Cette exploitation des détenus à des fins politiques, en violation flagrante du droit humanitaire, ne tient aucun compte de la résolution 1359 du Conseil de Sécurité qui a demandé la libération, sans retard, de toutes les personnes détenues depuis le début du conflit.

Le Maroc réitère sa demande de libération et de rapatriement, sans délai, de tous les détenus marocains en Algérie.

Le Maroc tient à souligner que le polisario mène une campagne de désinformation au sujet des personnes présumées disparues. Sur cette question bien distincte, le Maroc coopère pleinement avec le CICR qui a ainsi réalisé une mission d’évaluation au Royaume du 2 au 6 novembre 2001 en vue de clore les dossiers de 24 personnes marocaines d’origine sahraouie déclarées disparues.

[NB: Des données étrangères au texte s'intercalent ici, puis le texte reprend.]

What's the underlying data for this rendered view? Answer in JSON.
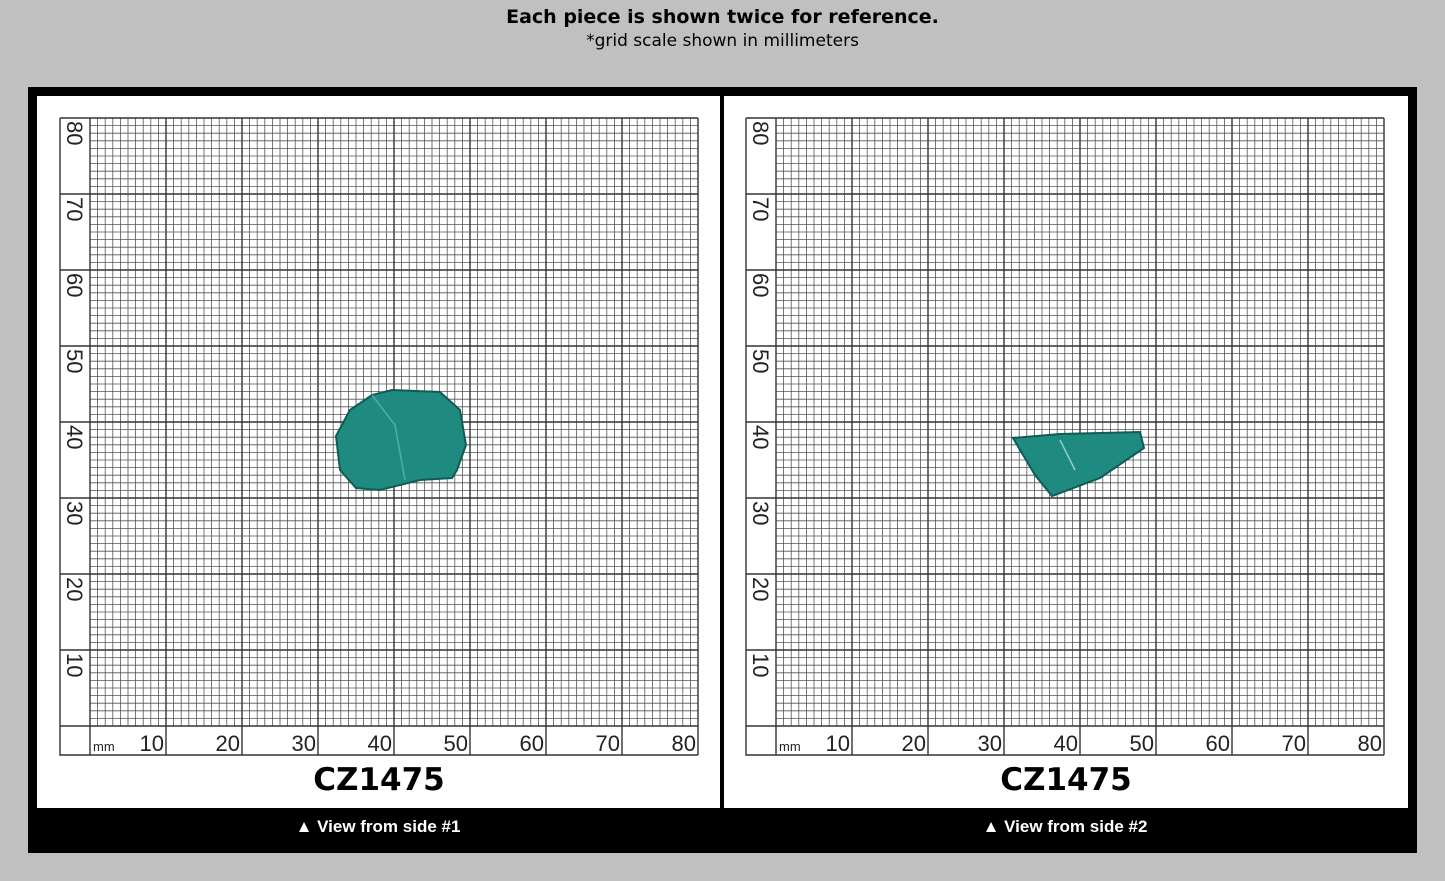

La mission du CICR a apporté un démenti formel aux allégations du polisario . En effet, elle a pu constater en toute liberté et après avoir rencontré sans témoin les personnes concernées que celles-ci mènent une vie normale et paisible au Maroc (cf. au communiqué du CICR numéro 01/45 en date du 15 novembre 2001).

Le Maroc rejette l’amalgame fait par le polisario entre la question des membres des Forces Armées Royales qu’il détient dans les camps en Algérie, en violation du droit humanitaire, et celle des disparus pour lesquels des procédures standards sont en cours sous le contrôle du CICR.

Il y a lieu également de mettre sur le compte de l’amalgame et de la propagande les récentes informations diffusées sur le sort de certains prisonniers à Laâyoune . Le Royaume du Maroc tient à porter à la connaissance du Conseil que sur les 97 personnes concernés, 15 ont été arrêtées et poursuivies dans le cadre d’un mouvement de revendications sociales accompagné d’importants actes de vandalisme, dont la ville de Smara a été le théâtre le 17 novembre 2001. Quant aux autres détenus, ils ont été arrêtés et jugés pour des crimes ou délits de droit commun, tels que meurtre, viol, trafic de drogue , coups et blessures.

Il convient de relever que les organisations marocaines de protection des Droits de l’Homme ont pu rendre visite à tous les détenus. Ces derniers avaient entamé une grève de la faim pour protester contre leurs conditions de détention. Ils ont finalement mis fin à leur grève après que le gouvernement marocain ait pris les mesures nécessaires pour améliorer leurs conditions de détention.

En portant ces éléments d’appréciation à la connaissance du Conseil de Sécurité, le Royaume du Maroc espère que le Conseil continuera à déployer ses efforts pour la libération , sans délai et sans pré- conditions, de tous les détenus marocains dans des camps en Algérie et pour l’avènement d’une solution définitive et durable du différend régional, dans le cadre prévu par la résolution 1359.

Je vous saurais gré, Monsieur le Président, de faire assurer la publication de la présente lettre comme document officiel du Conseil.